Perhaps the American writer Michael Myers Shoemaker, who travelled in this area in 1902-3 and published an engaging book entitled The Heart of the Orient, should have the last word:

The glaring hot day draws to its close as our train approaches the ancient city. Already the atmosphere has taken on that wonderful golden glow which in the still air of the desert heralds the approach of night and marks the passing of the sun. As I gaze from the carriage window at Bairam Ali, as far as the eye can reach spread the ruins of the wonderful city - mile after mile of crumbling arches, tottering towers, and ruined mosques. In the clearness of this air distances are annihilated and ruins miles away are as distinctly visible as those nearer at hand.

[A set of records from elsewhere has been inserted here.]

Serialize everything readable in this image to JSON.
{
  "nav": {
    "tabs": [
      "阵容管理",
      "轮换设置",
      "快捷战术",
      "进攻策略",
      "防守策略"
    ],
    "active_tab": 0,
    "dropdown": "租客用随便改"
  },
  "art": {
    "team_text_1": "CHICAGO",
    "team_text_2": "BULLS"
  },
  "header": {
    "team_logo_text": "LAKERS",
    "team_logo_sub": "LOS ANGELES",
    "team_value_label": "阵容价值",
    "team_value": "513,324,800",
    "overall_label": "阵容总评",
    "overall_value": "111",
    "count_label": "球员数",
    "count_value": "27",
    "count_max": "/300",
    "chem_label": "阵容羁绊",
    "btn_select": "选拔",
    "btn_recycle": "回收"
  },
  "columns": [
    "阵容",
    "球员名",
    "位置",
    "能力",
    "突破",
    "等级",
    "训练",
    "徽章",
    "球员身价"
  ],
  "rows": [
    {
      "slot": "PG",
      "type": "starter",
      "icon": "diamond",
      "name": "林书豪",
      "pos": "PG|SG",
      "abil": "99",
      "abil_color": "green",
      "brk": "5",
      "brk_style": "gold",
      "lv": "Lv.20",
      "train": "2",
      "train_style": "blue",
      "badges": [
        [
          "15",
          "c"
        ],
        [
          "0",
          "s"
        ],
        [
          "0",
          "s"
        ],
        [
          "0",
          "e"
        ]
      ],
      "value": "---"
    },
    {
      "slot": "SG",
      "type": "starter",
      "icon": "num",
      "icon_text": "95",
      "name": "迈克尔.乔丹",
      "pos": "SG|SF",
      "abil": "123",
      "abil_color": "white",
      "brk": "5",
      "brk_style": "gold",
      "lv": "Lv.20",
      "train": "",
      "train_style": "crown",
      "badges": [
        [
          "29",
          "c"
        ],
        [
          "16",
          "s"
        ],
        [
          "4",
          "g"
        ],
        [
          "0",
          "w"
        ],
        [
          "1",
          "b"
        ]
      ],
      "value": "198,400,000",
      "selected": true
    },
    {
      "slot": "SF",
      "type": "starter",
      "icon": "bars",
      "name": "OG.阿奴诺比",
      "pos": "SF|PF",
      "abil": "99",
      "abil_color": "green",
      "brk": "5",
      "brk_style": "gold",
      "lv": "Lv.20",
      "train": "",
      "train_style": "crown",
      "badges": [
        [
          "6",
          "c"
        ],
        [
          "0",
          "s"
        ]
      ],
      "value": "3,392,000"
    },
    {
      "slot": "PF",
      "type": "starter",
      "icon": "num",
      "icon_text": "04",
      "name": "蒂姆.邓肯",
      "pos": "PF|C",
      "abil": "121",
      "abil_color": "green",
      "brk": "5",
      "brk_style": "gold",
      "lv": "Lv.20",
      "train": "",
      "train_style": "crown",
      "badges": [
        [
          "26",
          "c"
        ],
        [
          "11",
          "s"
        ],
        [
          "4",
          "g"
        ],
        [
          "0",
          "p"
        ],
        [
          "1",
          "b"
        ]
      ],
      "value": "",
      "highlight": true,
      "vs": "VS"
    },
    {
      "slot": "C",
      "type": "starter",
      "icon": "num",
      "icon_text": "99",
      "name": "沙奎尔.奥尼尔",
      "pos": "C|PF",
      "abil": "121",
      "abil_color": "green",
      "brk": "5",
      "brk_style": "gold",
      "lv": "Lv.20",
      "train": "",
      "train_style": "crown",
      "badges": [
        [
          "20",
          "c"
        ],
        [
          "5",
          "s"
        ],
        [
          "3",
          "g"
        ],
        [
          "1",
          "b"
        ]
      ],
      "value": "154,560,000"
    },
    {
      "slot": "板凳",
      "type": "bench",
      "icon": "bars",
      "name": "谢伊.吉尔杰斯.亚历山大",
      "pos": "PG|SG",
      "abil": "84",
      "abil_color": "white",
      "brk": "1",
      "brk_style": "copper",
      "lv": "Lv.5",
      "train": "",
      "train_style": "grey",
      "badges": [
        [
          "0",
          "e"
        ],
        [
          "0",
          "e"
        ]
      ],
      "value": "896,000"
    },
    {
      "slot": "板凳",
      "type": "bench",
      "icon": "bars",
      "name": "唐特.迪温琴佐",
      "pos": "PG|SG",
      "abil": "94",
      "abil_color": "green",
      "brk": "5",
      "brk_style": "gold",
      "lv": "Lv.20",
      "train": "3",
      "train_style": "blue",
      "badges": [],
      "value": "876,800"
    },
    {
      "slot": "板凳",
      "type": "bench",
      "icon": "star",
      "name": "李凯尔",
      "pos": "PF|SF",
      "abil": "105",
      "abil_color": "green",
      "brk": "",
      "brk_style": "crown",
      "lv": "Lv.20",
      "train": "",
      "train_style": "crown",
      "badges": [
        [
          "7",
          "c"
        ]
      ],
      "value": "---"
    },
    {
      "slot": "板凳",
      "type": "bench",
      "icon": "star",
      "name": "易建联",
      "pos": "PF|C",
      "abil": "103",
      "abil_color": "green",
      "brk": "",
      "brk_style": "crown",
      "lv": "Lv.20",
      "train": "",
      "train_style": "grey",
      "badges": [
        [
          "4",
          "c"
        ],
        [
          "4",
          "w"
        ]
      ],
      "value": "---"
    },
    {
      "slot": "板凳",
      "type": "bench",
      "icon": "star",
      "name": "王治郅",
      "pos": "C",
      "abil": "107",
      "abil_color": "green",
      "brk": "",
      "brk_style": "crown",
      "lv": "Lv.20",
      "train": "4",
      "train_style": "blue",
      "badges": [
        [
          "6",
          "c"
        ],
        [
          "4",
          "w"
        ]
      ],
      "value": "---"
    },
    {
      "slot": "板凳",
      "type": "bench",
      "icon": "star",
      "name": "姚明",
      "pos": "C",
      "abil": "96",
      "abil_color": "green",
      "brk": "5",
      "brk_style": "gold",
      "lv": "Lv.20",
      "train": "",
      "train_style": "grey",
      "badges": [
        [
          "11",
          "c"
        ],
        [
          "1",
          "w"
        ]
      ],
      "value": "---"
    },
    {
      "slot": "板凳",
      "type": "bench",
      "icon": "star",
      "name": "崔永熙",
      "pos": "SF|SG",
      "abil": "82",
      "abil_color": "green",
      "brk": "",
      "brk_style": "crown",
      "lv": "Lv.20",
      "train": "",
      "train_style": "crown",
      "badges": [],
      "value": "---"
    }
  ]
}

One stands awe-struck as one's eye roves over the vast desolation, The silence is so intense that even the puffing engine of our train seems impressed by it and grumbles in a monotone.

No sign of life in all the desolate prospect save some lonely floating vultures, and even they, turning from the desolation of Merv, soon vanish in the distance, and as they go the day departs, while from the vast ocean of black sand stretching away to the eastward far beyond the city the moon rises slowly . . .

Two millions of people lived here once, and now you cannot even find their graves, while these ruins of the palaces and houses they once inhabited are sadder than any grave. All is vanity. Truly as I gaze outward into the deepening shadows tonight I fully appreciate that all is and has ever been - vanity.